论文标题
FedPseudo:用于联合生存分析的基于伪价值的深度学习模型
FedPseudo: Pseudo value-based Deep Learning Models for Federated Survival Analysis
论文作者
论文摘要
生存分析(事件时间分析)是医疗保健中的重要问题,因为它对患者和姑息治疗产生了广泛的影响。许多生存分析方法都认为,生存数据是从一个医疗中心或通过多中心的数据共享中心可获得的。但是,患者属性和严格的隐私法的敏感性越来越多地禁止对医疗保健数据进行分配。为了应对这一挑战,研究界研究了使用联合学习(FL)范式分散培训和模型参数共享的解决方案。在本文中,我们研究了FL在分布式医疗保健数据集上进行生存分析的利用。最近,流行的COX比例危害(CPH)模型已针对FL设置进行了调整。但是,由于其线性性和比例危害假设,CPH模型会导致次优性能,尤其是对于非线性,非IID和经过严格审查的生存数据集。为了克服现有联合生存分析方法的挑战,我们利用深度学习模型的预测准确性和伪价值的力量提出了一种称为FedPseudo的联合生存分析(FSA)的首个基于伪价值的深度学习模型。此外,我们引入了一种新的方法,该方法是在FL设置中得出伪值的伪值,从而加快了伪值的计算。关于合成和现实世界数据集的广泛实验表明,我们的基于伪有价值的FL框架的性能与最佳中心训练的深层生存分析模型相似。此外,我们提出的FL方法为各种审查设置获得了最佳结果。

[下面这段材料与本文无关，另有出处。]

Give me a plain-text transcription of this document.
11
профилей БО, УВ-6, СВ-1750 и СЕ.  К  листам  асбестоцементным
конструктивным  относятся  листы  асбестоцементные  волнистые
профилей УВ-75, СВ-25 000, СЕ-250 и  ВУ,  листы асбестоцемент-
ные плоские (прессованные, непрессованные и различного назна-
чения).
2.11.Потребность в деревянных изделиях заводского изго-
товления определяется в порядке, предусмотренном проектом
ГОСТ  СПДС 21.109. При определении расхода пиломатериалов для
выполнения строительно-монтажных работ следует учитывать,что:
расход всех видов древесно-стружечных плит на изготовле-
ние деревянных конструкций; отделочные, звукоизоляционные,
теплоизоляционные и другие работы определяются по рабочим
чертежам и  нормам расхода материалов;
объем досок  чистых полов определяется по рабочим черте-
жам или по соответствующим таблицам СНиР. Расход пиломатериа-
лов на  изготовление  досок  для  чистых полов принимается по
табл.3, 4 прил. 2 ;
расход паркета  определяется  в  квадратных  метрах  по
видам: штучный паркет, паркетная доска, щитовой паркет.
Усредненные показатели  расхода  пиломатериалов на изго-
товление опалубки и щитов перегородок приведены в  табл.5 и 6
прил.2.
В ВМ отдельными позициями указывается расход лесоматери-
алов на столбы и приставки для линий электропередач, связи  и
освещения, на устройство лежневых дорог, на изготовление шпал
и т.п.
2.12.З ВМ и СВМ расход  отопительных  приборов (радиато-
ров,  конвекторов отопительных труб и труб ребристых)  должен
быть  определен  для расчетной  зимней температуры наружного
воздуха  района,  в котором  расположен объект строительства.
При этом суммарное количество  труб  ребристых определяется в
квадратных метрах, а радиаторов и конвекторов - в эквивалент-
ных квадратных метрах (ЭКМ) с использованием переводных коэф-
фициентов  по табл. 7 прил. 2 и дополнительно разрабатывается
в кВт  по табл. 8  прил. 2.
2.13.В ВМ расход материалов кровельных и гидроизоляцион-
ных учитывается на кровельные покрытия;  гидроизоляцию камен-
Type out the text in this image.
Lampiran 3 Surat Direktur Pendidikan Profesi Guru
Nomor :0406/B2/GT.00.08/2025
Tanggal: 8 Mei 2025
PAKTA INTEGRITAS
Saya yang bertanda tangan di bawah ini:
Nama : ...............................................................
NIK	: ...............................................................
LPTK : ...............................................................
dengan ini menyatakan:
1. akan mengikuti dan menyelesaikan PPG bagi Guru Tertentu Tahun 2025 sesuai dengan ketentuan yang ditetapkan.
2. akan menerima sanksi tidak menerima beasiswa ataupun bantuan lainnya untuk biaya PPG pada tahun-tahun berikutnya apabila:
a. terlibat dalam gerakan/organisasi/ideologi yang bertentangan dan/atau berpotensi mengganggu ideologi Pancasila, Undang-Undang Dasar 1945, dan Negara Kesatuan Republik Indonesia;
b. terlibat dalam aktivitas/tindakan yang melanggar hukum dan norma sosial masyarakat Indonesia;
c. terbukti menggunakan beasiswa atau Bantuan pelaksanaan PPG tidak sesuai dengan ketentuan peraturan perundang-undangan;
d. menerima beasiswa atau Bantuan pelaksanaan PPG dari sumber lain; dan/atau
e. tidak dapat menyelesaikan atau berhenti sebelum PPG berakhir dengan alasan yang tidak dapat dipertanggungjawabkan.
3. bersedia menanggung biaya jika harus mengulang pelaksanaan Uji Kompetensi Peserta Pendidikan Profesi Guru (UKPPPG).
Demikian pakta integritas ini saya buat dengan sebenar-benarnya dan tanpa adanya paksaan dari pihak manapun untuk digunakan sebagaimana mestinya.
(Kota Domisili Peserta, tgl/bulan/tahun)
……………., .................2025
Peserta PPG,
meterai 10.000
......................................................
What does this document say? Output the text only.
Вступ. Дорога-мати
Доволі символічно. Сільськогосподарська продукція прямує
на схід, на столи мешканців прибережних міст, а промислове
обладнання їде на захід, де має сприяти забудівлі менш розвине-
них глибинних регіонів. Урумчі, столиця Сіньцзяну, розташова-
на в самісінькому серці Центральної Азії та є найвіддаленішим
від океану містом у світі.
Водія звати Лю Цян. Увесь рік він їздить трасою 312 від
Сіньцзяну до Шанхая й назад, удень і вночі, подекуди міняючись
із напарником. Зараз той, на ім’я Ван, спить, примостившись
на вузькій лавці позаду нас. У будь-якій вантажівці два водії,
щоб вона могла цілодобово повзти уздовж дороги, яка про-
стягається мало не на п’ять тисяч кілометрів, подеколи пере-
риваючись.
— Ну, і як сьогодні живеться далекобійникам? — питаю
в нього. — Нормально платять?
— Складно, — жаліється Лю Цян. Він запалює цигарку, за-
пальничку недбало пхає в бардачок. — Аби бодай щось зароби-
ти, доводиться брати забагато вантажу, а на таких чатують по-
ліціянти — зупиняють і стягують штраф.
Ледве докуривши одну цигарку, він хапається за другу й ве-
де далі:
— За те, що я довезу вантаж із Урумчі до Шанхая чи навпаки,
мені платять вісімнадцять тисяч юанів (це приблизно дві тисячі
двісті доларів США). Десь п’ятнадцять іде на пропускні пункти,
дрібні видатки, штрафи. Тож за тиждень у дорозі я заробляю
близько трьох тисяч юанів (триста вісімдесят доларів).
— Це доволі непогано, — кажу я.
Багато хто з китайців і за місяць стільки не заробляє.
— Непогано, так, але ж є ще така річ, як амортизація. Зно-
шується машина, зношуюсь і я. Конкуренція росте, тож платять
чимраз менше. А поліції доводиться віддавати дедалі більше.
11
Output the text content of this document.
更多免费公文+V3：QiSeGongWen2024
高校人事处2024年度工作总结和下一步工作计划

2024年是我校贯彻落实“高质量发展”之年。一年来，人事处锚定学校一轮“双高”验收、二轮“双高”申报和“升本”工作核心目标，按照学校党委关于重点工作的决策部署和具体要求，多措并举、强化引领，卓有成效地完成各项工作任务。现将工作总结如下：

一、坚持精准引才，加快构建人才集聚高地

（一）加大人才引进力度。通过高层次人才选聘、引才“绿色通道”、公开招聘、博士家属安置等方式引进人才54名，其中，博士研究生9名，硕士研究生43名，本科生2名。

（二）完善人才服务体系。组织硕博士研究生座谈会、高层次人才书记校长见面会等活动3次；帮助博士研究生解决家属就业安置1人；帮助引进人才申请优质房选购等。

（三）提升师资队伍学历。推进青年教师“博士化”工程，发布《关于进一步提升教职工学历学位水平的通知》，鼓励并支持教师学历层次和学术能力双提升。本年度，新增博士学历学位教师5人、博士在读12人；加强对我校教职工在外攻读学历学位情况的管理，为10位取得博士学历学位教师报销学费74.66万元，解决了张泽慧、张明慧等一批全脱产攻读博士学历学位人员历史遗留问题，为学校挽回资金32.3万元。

Survival analysis, time-to-event analysis, is an important problem in healthcare since it has a wide-ranging impact on patients and palliative care. Many survival analysis methods have assumed that the survival data is centrally available either from one medical center or by data sharing from multi-centers. However, the sensitivity of the patient attributes and the strict privacy laws have increasingly forbidden sharing of healthcare data. To address this challenge, the research community has looked at the solution of decentralized training and sharing of model parameters using the Federated Learning (FL) paradigm. In this paper, we study the utilization of FL for performing survival analysis on distributed healthcare datasets. Recently, the popular Cox proportional hazard (CPH) models have been adapted for FL settings; however, due to its linearity and proportional hazards assumptions, CPH models result in suboptimal performance, especially for non-linear, non-iid, and heavily censored survival datasets. To overcome the challenges of existing federated survival analysis methods, we leverage the predictive accuracy of the deep learning models and the power of pseudo values to propose a first-of-its-kind, pseudo value-based deep learning model for federated survival analysis (FSA) called FedPseudo. Furthermore, we introduce a novel approach of deriving pseudo values for survival probability in the FL settings that speeds up the computation of pseudo values. Extensive experiments on synthetic and real-world datasets show that our pseudo valued-based FL framework achieves similar performance as the best centrally trained deep survival analysis model. Moreover, our proposed FL approach obtains the best results for various censoring settings.